A corazón abierto

Siempre. 

Siempre imaginé que me detendría en tiempo. 

Qué todo iba a tener sentido. Que algo iba a rimar, florecer. 

Y sin excusas, habría un cuento de nunca acabar. 

Qué algún día iba a empacar todos mis días y me haría nómada en unos brazos. Sin causas ni defectos. 

Siempre me imaginé ahí en paz, sin esperas impacientes, como un papalote, como imán y como todo lo que te suene bonito.

Siempre me pensé ahí, nunca creí posible, nunca me convencí de poder(nos)

Hoy la distancia se acorto y de alguna forma nos volvimos la coraza de esto. Acorazados en un castillo principal. 

Quedan millones de te quieros, tantas madrugadas, tantas fieles esperas, tantas palabras que a veces no sirven de nada, tanto oasis. Queda tanto. Y aun así te elijo, a corazón abierto. 

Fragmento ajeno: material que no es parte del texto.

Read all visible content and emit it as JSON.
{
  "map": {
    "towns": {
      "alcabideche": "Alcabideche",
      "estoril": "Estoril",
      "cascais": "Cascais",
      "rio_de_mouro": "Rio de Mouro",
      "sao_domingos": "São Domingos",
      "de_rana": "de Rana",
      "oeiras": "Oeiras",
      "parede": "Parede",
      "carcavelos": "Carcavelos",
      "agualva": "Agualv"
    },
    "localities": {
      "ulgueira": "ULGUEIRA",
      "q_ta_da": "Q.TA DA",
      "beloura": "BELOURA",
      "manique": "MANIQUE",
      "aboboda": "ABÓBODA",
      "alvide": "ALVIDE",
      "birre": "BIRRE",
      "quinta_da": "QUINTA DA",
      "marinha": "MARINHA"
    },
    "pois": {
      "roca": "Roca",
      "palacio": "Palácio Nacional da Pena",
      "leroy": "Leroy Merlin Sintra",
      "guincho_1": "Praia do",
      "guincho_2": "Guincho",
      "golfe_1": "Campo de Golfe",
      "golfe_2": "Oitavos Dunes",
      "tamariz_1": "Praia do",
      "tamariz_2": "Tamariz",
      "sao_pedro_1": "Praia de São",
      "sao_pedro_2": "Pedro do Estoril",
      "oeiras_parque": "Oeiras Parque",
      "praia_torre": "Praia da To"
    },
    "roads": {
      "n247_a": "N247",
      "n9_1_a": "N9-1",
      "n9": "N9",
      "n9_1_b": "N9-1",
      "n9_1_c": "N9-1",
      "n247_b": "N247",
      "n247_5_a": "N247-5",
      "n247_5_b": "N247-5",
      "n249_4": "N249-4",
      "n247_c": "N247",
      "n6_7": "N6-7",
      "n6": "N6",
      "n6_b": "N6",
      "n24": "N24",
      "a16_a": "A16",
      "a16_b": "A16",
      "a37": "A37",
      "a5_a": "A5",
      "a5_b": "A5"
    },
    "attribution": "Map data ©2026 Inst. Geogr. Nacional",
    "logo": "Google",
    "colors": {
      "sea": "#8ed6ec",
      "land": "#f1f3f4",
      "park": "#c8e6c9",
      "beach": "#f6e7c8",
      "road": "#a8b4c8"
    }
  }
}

Te elijo para congelarte las estrellas en un frasquito. Como para firmarte de pies a cabeza, como para aprehender tus puntos cardinales y como para secuestrarte la vida entera. Te elijo como para mapear nuestros caminos hacia el mismo instante, como para hacernos siempre un punto y seguido. 

Como para hacer de metáforas promesas cumplidas. Como para querernos para bien y para mal para toda la vida. Como para llenarnos el futuro… repararnos con música, fragmentarnos de risa y como para hacernos de puro viento. Te elijo para pretender que todo está bien y como para todo lo que tu mente pueda imaginar. 

Te elijo para estar, a veces vacía, a veces en vacile, a veces de memoria y a veces como el mejor compás que se te haya alineado. Como para que los astros se hagan creyentes y como para que la memoria nos cuente al oído.  

No sé… 

Haz las cuentas y multiplícalo por 2. 

Así, así de tanto te elijo. Para siempre y de todas las formas. 

Te elijo con volumen bajito. 

Con caldo casero. 

Como para ser la última a apagar la luz. Como para hacerme bien creyente. Y como para hablarle a Dios de ti. 

Como para probarte que podemos y que nunca cabría duda. Como para hacer suposiciones y unas cuentas declaraciones. 

Como y con intentos que nos quiten y nos devuelvan la paz. Como para acomodar todo lo que se sentía fuera de lugar y arreglarlo en el lunar de tu pie derecho, en el costado izquierdo.

Te decido: Con todos tus días de calendario. Con centenas de vidas encima. Con momentos de ternura. Y con todo con lo que nunca creí poder quedarme. Sin entendiendo “por ques” solo “por quesís” 

En ruido. En vaivén. En inconsistencia. 

Con malos acentos. 

Con malos encuentros. 

Con imperfecciones. 

Con desencuentros. Te elijo. Sin descuentos. 

Y que sepamos que cuando suceda, seguiremos sucediendo. Sin pausas, sin cuentas regresivas sólo 10 millones de finales alternativos. Te elijo con todo y mi corazón abierto.